Figure 3: Dose response to levels of exercise undertaken.

There were no major changes in quality of life scores for patients, with only two components of the KDQOL-SF changing significantly: Both cognition and social interaction scores were significantly worse in the control group at the end of the study than the start, with no changes in the exercise group between baseline and study completion.

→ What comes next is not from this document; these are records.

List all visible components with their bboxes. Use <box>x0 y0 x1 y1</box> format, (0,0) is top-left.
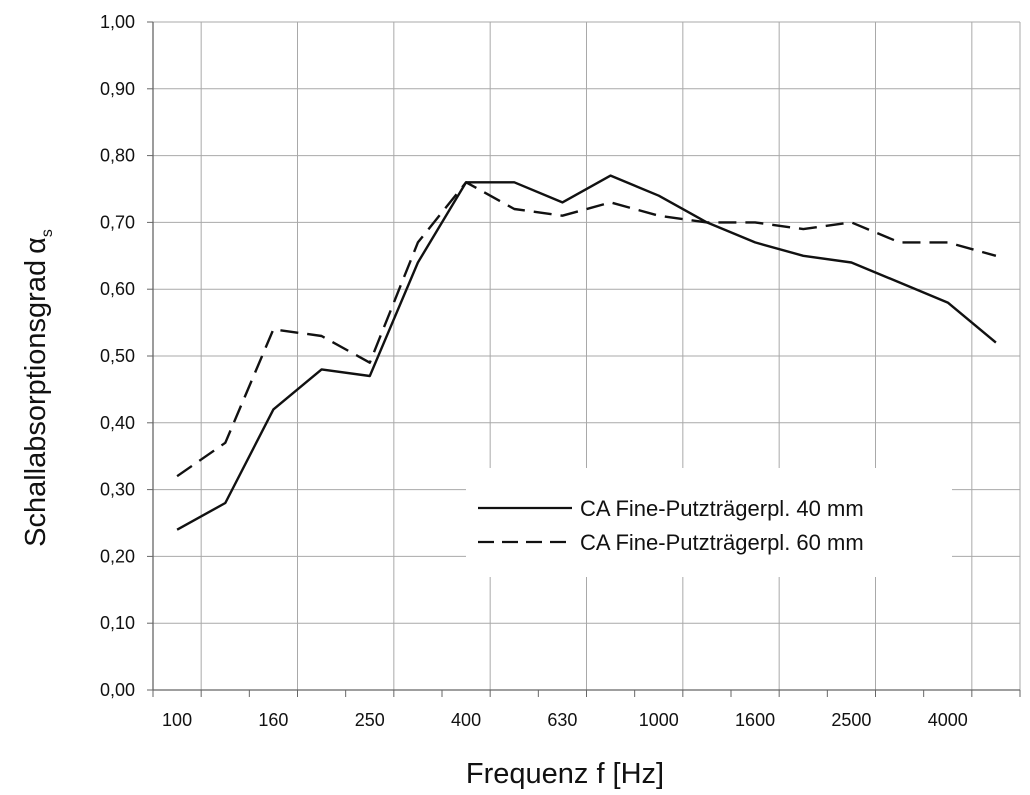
y-tick-label: 0,20 <box>100 546 135 566</box>
y-axis-title: Schallabsorptionsgrad αs <box>20 229 56 547</box>
y-axis-title-text: Schallabsorptionsgrad <box>20 260 52 547</box>
x-tick-labels: 100 160 250 400 630 1000 1600 2500 4000 <box>162 710 968 730</box>
legend: CA Fine-Putzträgerpl. 40 mm CA Fine-Putz… <box>466 468 952 577</box>
y-tick-label: 0,30 <box>100 480 135 500</box>
y-tick-label: 0,00 <box>100 680 135 700</box>
x-axis-title: Frequenz f [Hz] <box>466 758 664 790</box>
y-tick-label: 0,70 <box>100 212 135 232</box>
legend-label-60mm: CA Fine-Putzträgerpl. 60 mm <box>580 530 864 555</box>
y-tick-label: 0,80 <box>100 146 135 166</box>
y-axis-title-symbol: α <box>20 237 52 254</box>
x-tick-label: 400 <box>451 710 481 730</box>
y-tick-labels: 0,00 0,10 0,20 0,30 0,40 0,50 0,60 0,70 0,80 0,90… <box>100 12 135 700</box>
axes <box>147 22 1020 697</box>
x-tick-label: 630 <box>547 710 577 730</box>
x-tick-label: 1600 <box>735 710 775 730</box>
x-tick-label: 4000 <box>928 710 968 730</box>
y-tick-label: 0,50 <box>100 346 135 366</box>
y-tick-label: 0,10 <box>100 613 135 633</box>
y-tick-label: 0,40 <box>100 413 135 433</box>
x-tick-label: 2500 <box>831 710 871 730</box>
x-tick-label: 100 <box>162 710 192 730</box>
legend-label-40mm: CA Fine-Putzträgerpl. 40 mm <box>580 496 864 521</box>
y-axis-title-subscript: s <box>39 229 56 237</box>
x-tick-label: 160 <box>258 710 288 730</box>
x-tick-label: 250 <box>355 710 385 730</box>
y-tick-label: 0,90 <box>100 79 135 99</box>
y-tick-label: 0,60 <box>100 279 135 299</box>
x-tick-label: 1000 <box>639 710 679 730</box>
grid <box>153 22 1020 690</box>
y-tick-label: 1,00 <box>100 12 135 32</box>
legend-box <box>466 468 952 577</box>
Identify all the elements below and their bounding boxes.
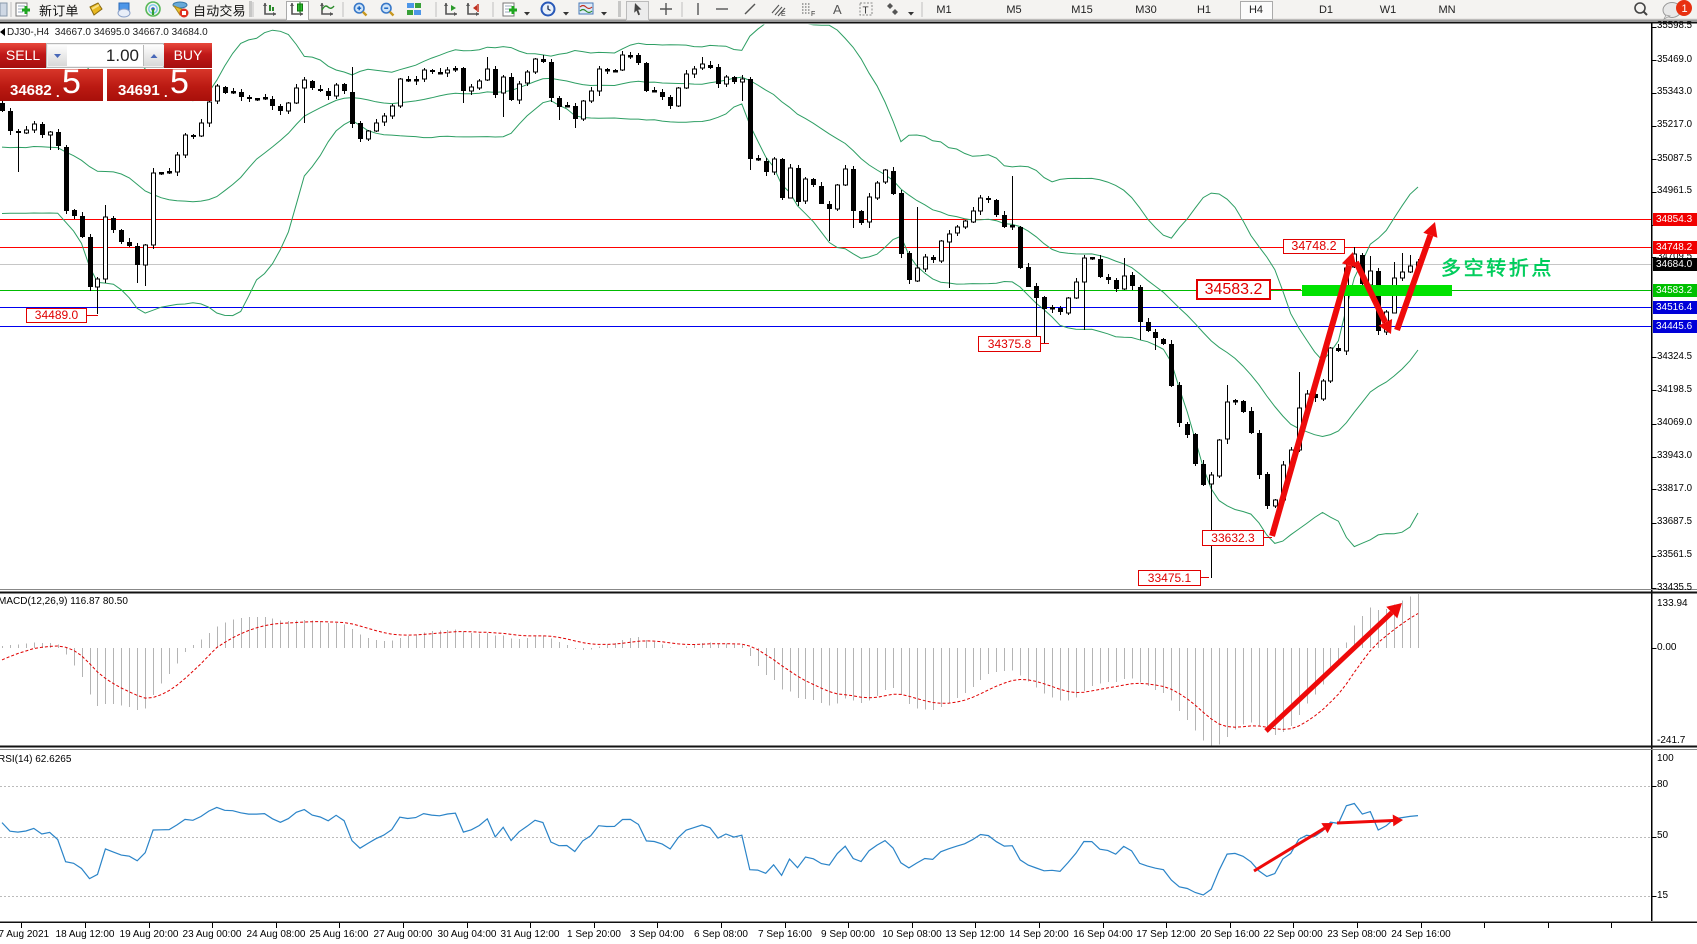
svg-text:T: T — [863, 6, 869, 17]
svg-text:A: A — [833, 2, 842, 17]
svg-text:1: 1 — [1682, 3, 1688, 15]
svg-text:E: E — [781, 11, 786, 18]
svg-text:F: F — [811, 11, 815, 18]
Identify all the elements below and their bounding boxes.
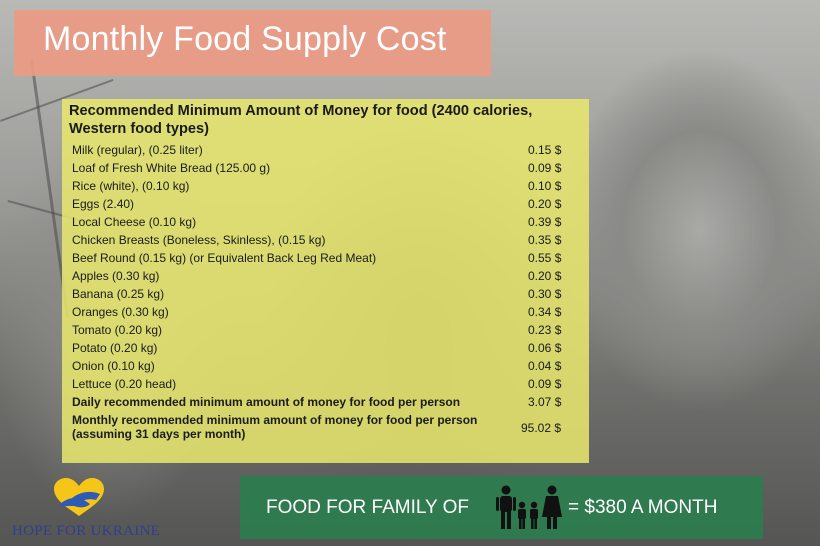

They undertook Kaplan-Meier analysis for hospitalizations and intention-to-treat analysis revealed no significant differences between rates of hospitalization between the groups. When they included patients that completed the study, this became significant:

Figure 4

Figure 4


It is great to be discussing an exercise study, as an intervention like this is low cost and potentially of great benefit to patients well-being. If previous chats are anything to go by, people will raise points I didn’t even consider, so here are just a few things to consider that are worth a thought or two for the upcoming discussions:

  • I will be interested to see what people make of the design of this study. Surely it is a contradiction in terms to have more than one primary outcome measure? The power calculation for sample size in this case was based on the 6-minute walk test. They calculated that to detect a 40 metre difference in walking distance between exercise and control groups with 80% power they needed 180 patients. That is fine. What I don’t think is fine is to then say you have two other ‘primary outcome measures’ and give no justification of the sample required to confidently detect a significant change. I expect significantly more patients would be required to power this study with a questionnaire as the primary outcome measure.
  • Commensurate with previous studies, the dropout rates from the intervention arm are very high. 30% dropout is a lot and if it were a drug we would be questioning those compliance rates. Moreover, 50% of those who completed the study in the exercise arm were found were considered to have a low adherence to the protocol. It is surprising that with such a small amount of exercise actually undertaken that the results are still positive. This is not really mentioned by the authors in the discussion and there is little in the discussion to acknowledge the additional work that needs to be undertaken to understand the motivators and barriers to exercise for patients and staff, without which these programs will never make it into clinical practice.
  • The exercise intervention is relatively light (the AHA recommends 150 minutes moderate or 75 minutes vigorous activity per week) and I would encourage people to think about whether they think this is indeed an ‘exercise’ intervention or whether this is actually an intervention of increased physical activity. This might sound like semantics, but there are differences in the definitions and the physiological responses you can expect to both of these.
  • Whilst the majority of patients were hemodialysis patients, there were an important number of CAPD patients – no mention of when/how they undertook their exercise is mentioned, though the authors do state there was no significant difference between response to the intervention between HD and PD patients.
  • Whilst it is nice to have a positive trial in nephrology, positive trials are only useful if we can adopt the practices. I will be interested to see:
  1. What people think of the clinical relevance of the outcome measures described
  2. How easy it would be to implement this protocol in a run-of-the-mill dialysis unit, and who would implement it?
  3. I commend the authors for their continued work in this important area. One final thought from me: The findings here support what everybody will ‘know’ – if you are very sedentary, doing more activity improves your functional capacity. Knowing a lifestyle change is good for you is one thing, the question we really need to ask is how can we get patients more physically active? Identifying a way to research this question should be a priority for clinicians and research who believe in exercise and physical activity as medicine.